Jack Daniel's didn't use to be a particularly common brand over here in China. The locals have been entirely seduced by canny marketing from Chivas Regal (a whisky I rarely see and have never drunk in the UK) and, to a lesser extent, Johnny Walker. And Jack, though quite reasonably priced compared with the tax-inflated price-tags we're used to overseas, has always been just a bit more expensive here than most other bourbons. If there's no mass market for it, then it's not worth faking. And, with its distinctive, complex charcoal flavour, it's pretty nigh impossible to fake it at all convincingly (although Chinese fakers - nor, sadly, most of the consumers here - are seldom that concerned with verisimilitude).
Alas, fake booze has been becoming more and more unavoidable over the past couple of years. Many brands that were previously reliable are now getting the coarse-alcohol-and-caramel treatment. Many bars that used to take some trouble to vet their suppliers now seem to have given up this unequal struggle (including, I'm sorry to say, my dear Pool Bar).
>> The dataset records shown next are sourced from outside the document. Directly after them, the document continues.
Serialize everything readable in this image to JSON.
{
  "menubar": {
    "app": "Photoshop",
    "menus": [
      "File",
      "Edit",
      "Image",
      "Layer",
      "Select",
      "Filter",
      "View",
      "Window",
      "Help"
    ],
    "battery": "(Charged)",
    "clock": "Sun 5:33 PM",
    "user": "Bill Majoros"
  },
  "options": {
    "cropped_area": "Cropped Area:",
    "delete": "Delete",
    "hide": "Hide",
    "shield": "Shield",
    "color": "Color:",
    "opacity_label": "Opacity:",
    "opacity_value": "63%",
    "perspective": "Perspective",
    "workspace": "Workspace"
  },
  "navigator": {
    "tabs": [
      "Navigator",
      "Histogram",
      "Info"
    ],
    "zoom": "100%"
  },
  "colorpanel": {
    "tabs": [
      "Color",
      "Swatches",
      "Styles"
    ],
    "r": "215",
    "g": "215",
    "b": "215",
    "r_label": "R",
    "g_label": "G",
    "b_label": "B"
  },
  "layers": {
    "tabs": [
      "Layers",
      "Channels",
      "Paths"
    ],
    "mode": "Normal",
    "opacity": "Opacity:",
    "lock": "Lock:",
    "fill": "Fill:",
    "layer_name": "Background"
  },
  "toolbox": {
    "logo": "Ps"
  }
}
However, I don't think I've ever been fobbed off with fake JD before. Not, at least, with JD that was so obviously fake. And - oh, woe, woe, woe - it would have to happen in the Pool Bar.
I knew it was going to be bad even before we opened the bottle..... but I thought I'd try it anyway, out of a spirit of scientific curiosity.
How did I know? Well, I suppose it is just possible that the famous Lynchburg distillery has started producing some special labels (I really should take my camera along next time to get some photographic evidence of this, lest any of my readers should doubt me) for its China exports, but..... I think that's very, very, very unlikely.
The top of the label on this bottle was overprinted with the marvellous Chinglish slogan:
"Kind remind. Drink rationally."It's almost worth enduring the methanol poisoning for moments of delight like that.
8 comments:
Jack Daniels is NOT "just a bit more expensive than other bourbons" anywhere in the world, because Jack Daniels is NOT a bourbon.
It does not come from Kentucky. It is a Tennessee sipping whiskey. I would have thought someone who had been to the distillery might have been aware of this.
Yeah, I've never really cared much about those finicky American distinctions. It's not a 'rye' either, so what the fuck is it? Are they really trying to establish "Tennesse sippin' whiskey" for it as a genre of one? Go, advertising boys, go!
It's not a malt, therefore it's a whiskey. It's not a Scotch whisky, therefore it's misspelled. All else is redundant.
I do like it, though.
And I weep bitter tears when they make such bad knock-offs of it.
It is like calling a bottle of Cava champagne. It's not about finicky distinctions, it is just simply inaccurate. Call it a sour mash whiskey it you want, but it ain't freaking bourbon.
I don't see how this is in any way more acceptable than calling Bushmills "scotch."
I would have thought that, in the ranks of crimes against pedantry, it would be no worse than calling Bushmills a whisky.
If you're going to get all sniffy about it, you might at least explain yourself.
Though Jack is not usually styled a 'bourbon' in its own labelling, the common definition of 'bourbon' - and one that I gather is now enshrined in US law - is basically any American whiskey made from corn rather than rye, and of a certain strength. It is not restricted to whiskeys made in Kentucky, nor does it exclude the use of a sour mash process. If JD ain't a bourbon, please explain why.
The difference is the filtering. Bourbon is not charcoal filtered.
I know it doesn't exclude sour mash. All bourbons are, I think, sour mash.
And some "other" bourbons are charcoal-filtered too.
On what basis do you suggest that charcoal-filtering renders something that is otherwise a bourbon not a bourbon?
Notice - we've got a separate post for this now.
And I'm about to do the legal-scholarly footnote one on the only argument that has impressed me at all (and that's not much).
I have a (minor) correction to offer. I was in that bar again last night (once again sans camera, alas) and noticed that the advisory slogan was in fact: Rational drinking.